The FDO specification has reached Proposed Standard status and is open and free to implement. Initially, the specification is targeted at industrial and commercial applications.
“The FIDO Device Onboard standard builds on the Alliance’s ongoing efforts to help close the security gaps that currently exist on the web, by expanding this work into IoT applications,” said Andrew Shikiar, executive director and CMO of the FIDO Alliance.
“Businesses recognise the huge potential of the IoT and the enormous benefits it can bring to manufacturing, retail, healthcare, transportation, logistics and more. The paradigm needs to shift immediately so we can move IoT technologies ahead with safer, stronger and more secure means of authentication for these important uses in industrial and commercial environments.”
With Dave Kleidermacher, VP, Android security and privacy at Google also commenting: “The work the FIDO Alliance is doing to address phishing by closing security gaps on the web would not be possible without industry collaboration and standardisation.

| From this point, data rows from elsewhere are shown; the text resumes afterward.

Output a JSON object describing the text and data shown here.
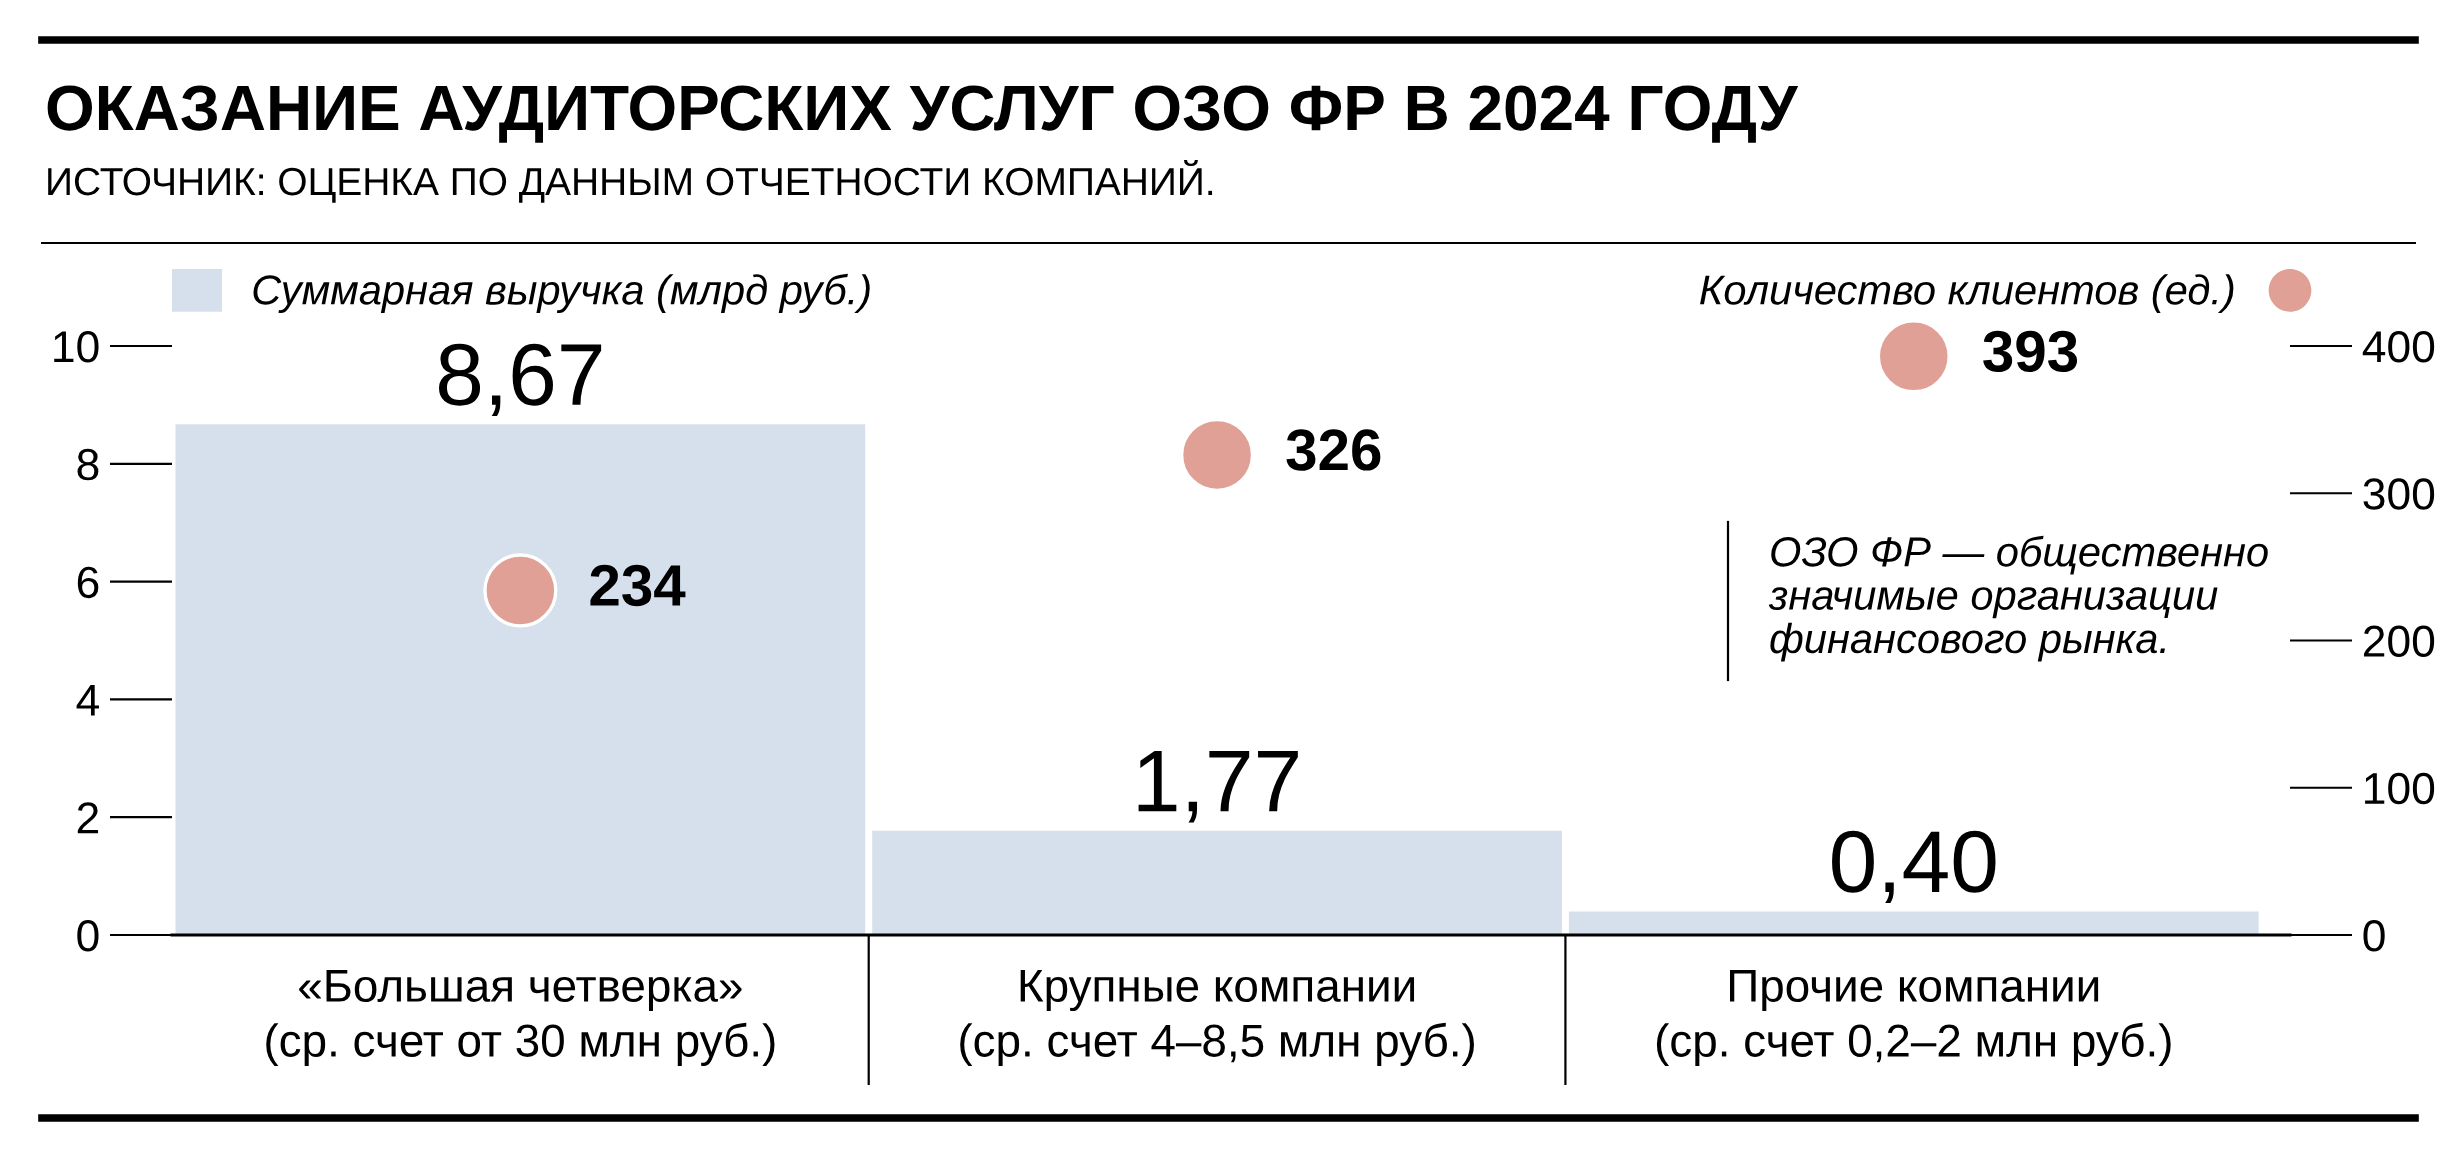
{
  "chart_data": {
    "type": "bar",
    "title": "ОКАЗАНИЕ АУДИТОРСКИХ УСЛУГ ОЗО ФР В 2024 ГОДУ",
    "annotations": [
      "ИСТОЧНИК: ОЦЕНКА ПО ДАННЫМ ОТЧЕТНОСТИ КОМПАНИЙ.",
      "ОЗО ФР — общественно\nзначимые организации\nфинансового рынка."
    ],
    "categories": [
      "«Большая четверка»\n(ср. счет от 30 млн руб.)",
      "Крупные компании\n(ср. счет 4–8,5 млн руб.)",
      "Прочие компании\n(ср. счет 0,2–2 млн руб.)"
    ],
    "series": [
      {
        "name": "Суммарная выручка (млрд руб.)",
        "color": "#d6e0ed",
        "values": [
          8.67,
          1.77,
          0.4
        ],
        "value_labels": [
          "8,67",
          "1,77",
          "0,40"
        ]
      },
      {
        "name": "Количество клиентов (ед.)",
        "type": "scatter",
        "axis": "y2",
        "color": "#e0a095",
        "values": [
          234,
          326,
          393
        ],
        "value_labels": [
          "234",
          "326",
          "393"
        ]
      }
    ],
    "ylim": [
      0,
      10
    ],
    "yticks": [
      0,
      2,
      4,
      6,
      8,
      10
    ],
    "y2lim": [
      0,
      400
    ],
    "y2ticks": [
      0,
      100,
      200,
      300,
      400
    ],
    "legend": "top",
    "marker": "circle"
  }
}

It’s a natural fit for the FIDO Alliance to use these same tools to address the threats against IoT infrastructure. As a board member of the FIDO Alliance since its earliest days, Google is proud to have contributed to this new standardisation effort to better secure IoT.”
This initiative is also joined by the UK government’s recent announcement that new cybersecurity legislation aimed primarily at protecting intelligent devices is a priority.
Commenting on this development, Joseph Carson, chief security scientist at Thycotic, says: “The new UK law to improve security on smart devices is a welcome step in the right direction, however, it must go further to ensure that it includes security best practices that are part of the solution.
“Transparency is critical, so when purchasing a new smart device, it must be clear on how long the vendor continues to provide security updates, just like a manufacturer warranty period or an expiration date. This type of approach will provide consumers with a clear choice when choosing smart devices comparing one vendor that only provides two- years of security updates versus another that will provide five years.”
The ongoing approach is also supported by the ITRS Group’s Reza Moqadasi, who stated: “The security and privacy challenges around evolution and adoption of new technologies such as 5G or systems such as IoT, underline that the approaches for addressing such challenges need to be focused on the socio-technical domains.
“Cyber security and privacy problems require an interdisciplinary cooperation, where among others, innovators, technologists, social scientists and policy makers can combine their forces for charting a safe way ahead for the adoption of new concepts, technologies and systems.”
Alan Grau, VP, IoT and embedded solutions at Sectigo, concludes that as the IoT space rapidly expands, so should security: “As attack vectors continue to evolve, it is increasingly critical that organisations embrace security solutions that ensure the integrity and security of their IoT systems.
Best-practices for IoT device security include strong authentication and secure software updates – ensuring only authentic code can be installed on the device.
“For a complex system such as Alexa’s Skills that involve the Alexa platform, third-party apps and third-party cloud services – a comprehensive approach to ensuring the security of the ecosystem is essential.”
A balance must be struck to ensure IoT devices continue to deliver the advantages they offer to businesses and consumers alike within a robust security environment. As IoT can damage susceptible networks, a zero-trust approach is needed that forces minimum levels of security across all IoT manufacturers. Here, standards are critical to ensure clear guidance when security is being considered for each new IoT device.